Psychol Bull. 2007 Nov;133(6):1007-37.
Substance P at the nexus of mind and body in chronic inflammation and affective disorders.
Department of Psychology, University of Wisconsin-Madison, WI 53705, USA. firstname.lastname@example.org
For decades, research has demonstrated that chronic diseases characterized by dysregulation of inflammation are particularly susceptible to exacerbation by stress and emotion. Likewise, rates of depression and anxiety are overrepresented in individuals suffering from chronic inflammatory disease. In recent years, substance P has been implicated in both the pathophysiology of inflammatory disease and the pathophysiology of depression and anxiety by 2 parallel fields of study.

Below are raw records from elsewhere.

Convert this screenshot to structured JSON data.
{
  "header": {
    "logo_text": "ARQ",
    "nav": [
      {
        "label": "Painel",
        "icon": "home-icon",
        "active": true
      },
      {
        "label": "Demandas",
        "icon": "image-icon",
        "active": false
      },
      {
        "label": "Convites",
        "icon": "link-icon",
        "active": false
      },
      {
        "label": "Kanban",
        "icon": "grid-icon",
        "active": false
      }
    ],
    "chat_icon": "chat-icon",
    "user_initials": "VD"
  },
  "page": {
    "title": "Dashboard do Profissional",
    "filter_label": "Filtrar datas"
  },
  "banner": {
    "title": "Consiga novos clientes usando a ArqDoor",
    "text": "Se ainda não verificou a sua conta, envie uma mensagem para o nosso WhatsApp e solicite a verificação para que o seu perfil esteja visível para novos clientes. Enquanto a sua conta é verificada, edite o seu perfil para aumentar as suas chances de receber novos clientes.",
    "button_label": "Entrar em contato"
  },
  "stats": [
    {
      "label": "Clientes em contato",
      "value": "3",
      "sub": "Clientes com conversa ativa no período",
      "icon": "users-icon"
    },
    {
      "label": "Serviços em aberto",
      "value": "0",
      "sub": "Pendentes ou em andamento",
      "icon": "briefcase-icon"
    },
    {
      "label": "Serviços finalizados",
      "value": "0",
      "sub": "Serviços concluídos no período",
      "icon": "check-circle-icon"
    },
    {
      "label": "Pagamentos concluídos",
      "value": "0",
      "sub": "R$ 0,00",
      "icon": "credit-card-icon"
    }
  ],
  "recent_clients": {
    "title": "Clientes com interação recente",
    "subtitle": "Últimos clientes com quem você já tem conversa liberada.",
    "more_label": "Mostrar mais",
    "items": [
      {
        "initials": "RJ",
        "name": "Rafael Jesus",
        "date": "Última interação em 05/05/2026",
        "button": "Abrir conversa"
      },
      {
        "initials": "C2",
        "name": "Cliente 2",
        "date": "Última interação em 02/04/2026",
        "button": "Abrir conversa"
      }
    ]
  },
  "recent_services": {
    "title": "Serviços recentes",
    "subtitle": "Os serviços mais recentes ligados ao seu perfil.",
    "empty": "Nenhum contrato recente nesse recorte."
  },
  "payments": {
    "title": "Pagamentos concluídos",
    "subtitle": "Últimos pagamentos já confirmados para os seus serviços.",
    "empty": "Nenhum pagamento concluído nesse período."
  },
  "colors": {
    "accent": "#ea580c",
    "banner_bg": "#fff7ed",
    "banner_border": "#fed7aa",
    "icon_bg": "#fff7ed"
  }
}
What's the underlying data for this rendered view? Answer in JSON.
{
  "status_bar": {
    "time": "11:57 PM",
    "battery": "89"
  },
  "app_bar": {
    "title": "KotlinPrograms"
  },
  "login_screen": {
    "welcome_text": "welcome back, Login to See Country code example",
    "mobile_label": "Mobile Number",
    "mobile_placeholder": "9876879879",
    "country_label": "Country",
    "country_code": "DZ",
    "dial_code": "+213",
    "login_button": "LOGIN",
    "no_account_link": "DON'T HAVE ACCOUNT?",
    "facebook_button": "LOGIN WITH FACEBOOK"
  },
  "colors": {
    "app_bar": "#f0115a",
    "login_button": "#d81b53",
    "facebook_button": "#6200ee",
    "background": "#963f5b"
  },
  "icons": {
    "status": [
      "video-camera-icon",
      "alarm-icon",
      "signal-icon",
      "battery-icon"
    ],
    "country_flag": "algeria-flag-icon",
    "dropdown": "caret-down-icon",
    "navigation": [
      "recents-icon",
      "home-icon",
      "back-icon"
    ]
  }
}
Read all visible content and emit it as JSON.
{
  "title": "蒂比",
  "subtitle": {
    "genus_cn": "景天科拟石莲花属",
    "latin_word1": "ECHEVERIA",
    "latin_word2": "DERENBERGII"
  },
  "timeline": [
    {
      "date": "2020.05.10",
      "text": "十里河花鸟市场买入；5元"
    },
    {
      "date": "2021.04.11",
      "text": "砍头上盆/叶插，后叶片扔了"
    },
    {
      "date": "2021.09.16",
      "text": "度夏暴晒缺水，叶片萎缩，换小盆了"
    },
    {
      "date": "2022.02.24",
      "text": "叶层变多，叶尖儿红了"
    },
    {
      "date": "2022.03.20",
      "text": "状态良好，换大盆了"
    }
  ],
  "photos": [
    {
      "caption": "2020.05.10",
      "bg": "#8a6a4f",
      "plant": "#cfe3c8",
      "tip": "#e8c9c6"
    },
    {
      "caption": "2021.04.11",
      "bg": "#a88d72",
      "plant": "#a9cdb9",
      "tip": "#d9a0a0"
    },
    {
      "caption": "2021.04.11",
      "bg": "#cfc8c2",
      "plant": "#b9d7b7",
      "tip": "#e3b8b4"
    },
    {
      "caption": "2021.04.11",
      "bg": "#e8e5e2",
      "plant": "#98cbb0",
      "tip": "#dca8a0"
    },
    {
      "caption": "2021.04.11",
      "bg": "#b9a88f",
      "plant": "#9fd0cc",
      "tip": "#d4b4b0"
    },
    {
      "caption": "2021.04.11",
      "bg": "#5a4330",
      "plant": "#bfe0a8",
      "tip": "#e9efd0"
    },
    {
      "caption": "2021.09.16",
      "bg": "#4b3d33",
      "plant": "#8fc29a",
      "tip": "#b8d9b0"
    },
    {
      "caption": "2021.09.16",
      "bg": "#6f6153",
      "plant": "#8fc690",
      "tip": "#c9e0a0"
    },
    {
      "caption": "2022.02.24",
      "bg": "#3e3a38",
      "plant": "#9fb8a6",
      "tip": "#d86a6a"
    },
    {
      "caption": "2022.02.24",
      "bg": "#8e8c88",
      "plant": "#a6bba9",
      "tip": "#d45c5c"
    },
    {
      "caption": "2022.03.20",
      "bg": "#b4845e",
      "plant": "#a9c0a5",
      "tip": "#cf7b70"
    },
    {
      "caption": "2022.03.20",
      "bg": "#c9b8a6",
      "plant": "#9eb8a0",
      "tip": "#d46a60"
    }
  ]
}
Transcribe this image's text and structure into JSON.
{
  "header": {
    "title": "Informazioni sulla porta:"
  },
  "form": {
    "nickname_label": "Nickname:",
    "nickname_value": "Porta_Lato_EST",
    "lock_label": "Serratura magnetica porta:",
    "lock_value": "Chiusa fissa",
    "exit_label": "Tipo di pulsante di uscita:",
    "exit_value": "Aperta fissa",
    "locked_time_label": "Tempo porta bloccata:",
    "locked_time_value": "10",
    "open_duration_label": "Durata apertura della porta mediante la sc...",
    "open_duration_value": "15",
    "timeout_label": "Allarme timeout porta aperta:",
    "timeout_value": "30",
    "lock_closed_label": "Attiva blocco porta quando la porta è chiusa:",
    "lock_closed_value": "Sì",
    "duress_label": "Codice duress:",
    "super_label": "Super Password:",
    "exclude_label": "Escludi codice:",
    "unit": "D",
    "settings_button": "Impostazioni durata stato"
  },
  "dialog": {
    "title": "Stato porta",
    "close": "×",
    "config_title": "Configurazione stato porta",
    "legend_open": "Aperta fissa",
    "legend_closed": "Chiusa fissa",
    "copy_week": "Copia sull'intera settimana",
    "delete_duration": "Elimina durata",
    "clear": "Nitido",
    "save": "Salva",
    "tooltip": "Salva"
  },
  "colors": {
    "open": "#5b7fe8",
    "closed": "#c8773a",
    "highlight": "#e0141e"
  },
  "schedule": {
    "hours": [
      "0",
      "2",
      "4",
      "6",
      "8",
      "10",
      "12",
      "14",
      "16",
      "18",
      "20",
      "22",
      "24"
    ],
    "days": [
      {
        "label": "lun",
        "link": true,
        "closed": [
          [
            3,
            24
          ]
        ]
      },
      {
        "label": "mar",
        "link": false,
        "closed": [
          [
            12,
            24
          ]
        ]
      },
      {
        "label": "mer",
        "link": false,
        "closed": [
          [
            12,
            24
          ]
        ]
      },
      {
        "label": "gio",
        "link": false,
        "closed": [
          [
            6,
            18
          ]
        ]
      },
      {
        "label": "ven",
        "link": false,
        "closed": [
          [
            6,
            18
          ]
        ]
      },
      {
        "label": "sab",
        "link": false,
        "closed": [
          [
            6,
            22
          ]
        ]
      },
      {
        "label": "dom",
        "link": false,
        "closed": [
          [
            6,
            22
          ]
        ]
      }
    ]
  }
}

This review integrates the literature from these 2 parallel fields and examines the possibility that substance P dysregulation may be a point of convergence underlying the overlap of chronic inflammatory disease and mood and anxiety disorders. First, the involvement of substance P in peripheral inflammation and in the immune events associated with chronic inflammatory disease is discussed, with a focus on inflammatory bowel disease and asthma. Next, the function of substance P in the communication of peripheral inflammation to the brain is considered. Finally, to complete the bidirectional loop of brain-immune interactions, substance P expression in anxiety and depression as well as its potential role in the neural regulation of peripheral inflammation is reviewed.